The US has exported some red meat to Cuba in the past, mostly pork and some beef items, Joe Schuele, communications director of the US Meat Export Federation (USMEF) told Meatpoultry.com. “The biggest obstacle with regard to US red meat exports to Cuba is [the Cuban people’s] lack of private-sector purchasing power rather than trade restrictions,” he added. “If the changes announced [Dec. 17] lead to economic growth in Cuba and generally a better business climate, then we would see some prospects for increased exports there. But it’s probably going to have to be a part of some broader change as opposed to just lifting trade restrictions.
“We shipped as much as $15 million in pork there in 2010,” Schuele said. “The peak for beef was in 2011, but it totaled less than $1 million. In the near term, the opportunities are more likely better for pork — but that may have as much to do with price points as it does with the cuisine.”
Another challenge is Cuba’s cold chain, which is a challenge in many Caribbean countries, Schuele said. “We have made some progress in some of the Caribbean islands in how to handle chilled meats and that has allowed us to achieve some export growth there,” he added. “We’ve not been able to utilize Market Access Program funds or checkoff funds in Cuba for any type of marketing or educational purposes, so that might change. If so, that’s an issue that we would likely address with importers there. Again, there probably needs to be some improvement in the business climate before you would see a lot of [US meat] products moving to Cuba. There is growth potential, but most likely longer-term in nature.”

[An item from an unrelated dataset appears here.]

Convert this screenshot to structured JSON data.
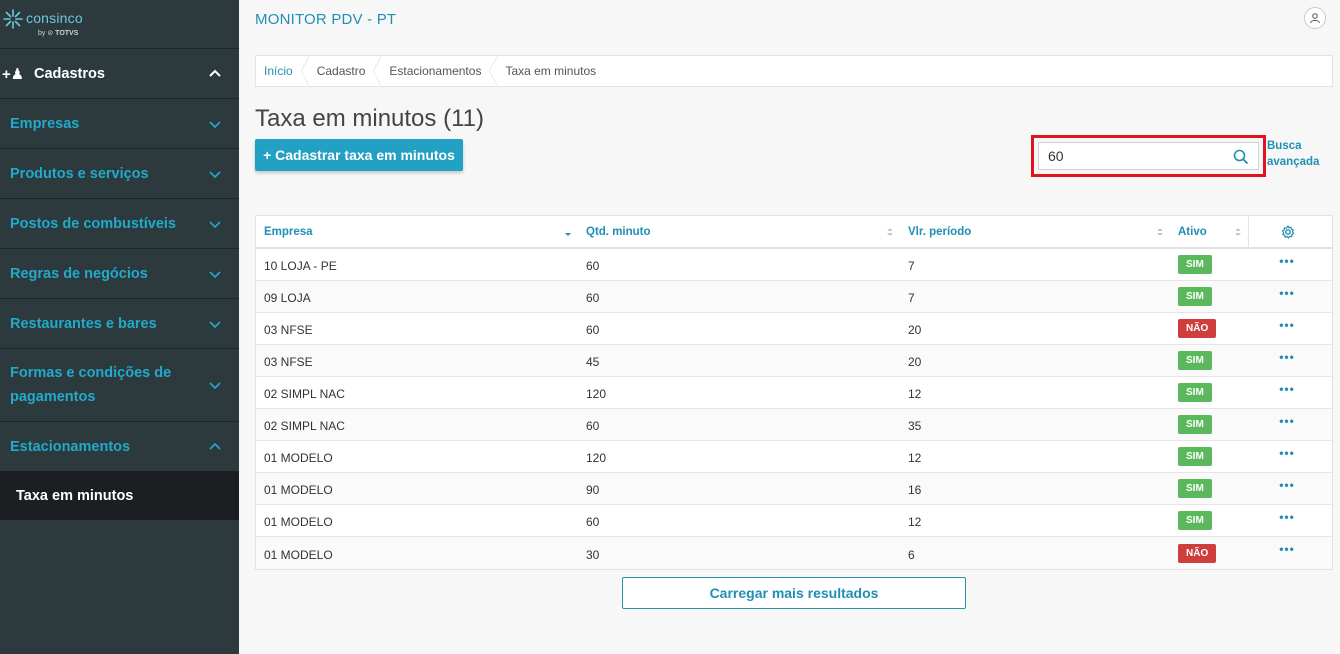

In times like these when meat is in high demand, companies want to see a fairly reliable business climate before they’re going to invest too much effort into launching export, and that might be the most promising thing about the changes announced on Dec. 17, he continued. “If companies see [Cuba] might be a reliable destination over the next several years, that may spark some more interest. We’ll be watching this with interest. But I think change will probably be more gradual in nature as far as the buildup in meat demand.”
Meanwhile, the American Soybean Association (ASA) cheered news of the move to thaw relationships between the two countries.
“Soybean growers are particularly excited about [the Dec. 17] announcement, specifically because of the promise that the Cuban marketplace holds for American beans, but also in the larger scope of trade’s ability to overcome even the most challenging geopolitical barriers,” said Wade Cowan, ASA president. “Trade builds bridges between nations, but it also generates real and concrete value for American farmers by expanding and strengthening our opportunities in foreign markets. Whether it’s the burgeoning Cuban demand for pork, poultry and dairy or that nation’s expanded demand for cooking oils, American soybeans have a significant market opening just off our own shores.”
According to a White House press release, key elements of the president’s new approach include:
• Establishing diplomatic relations with Cuba;
• Adjusting regulations to more effectively empower the Cuban people; and
• Facilitating an expansion of travel under general licenses for the 12 existing categories of travel to Cuba authorized by law.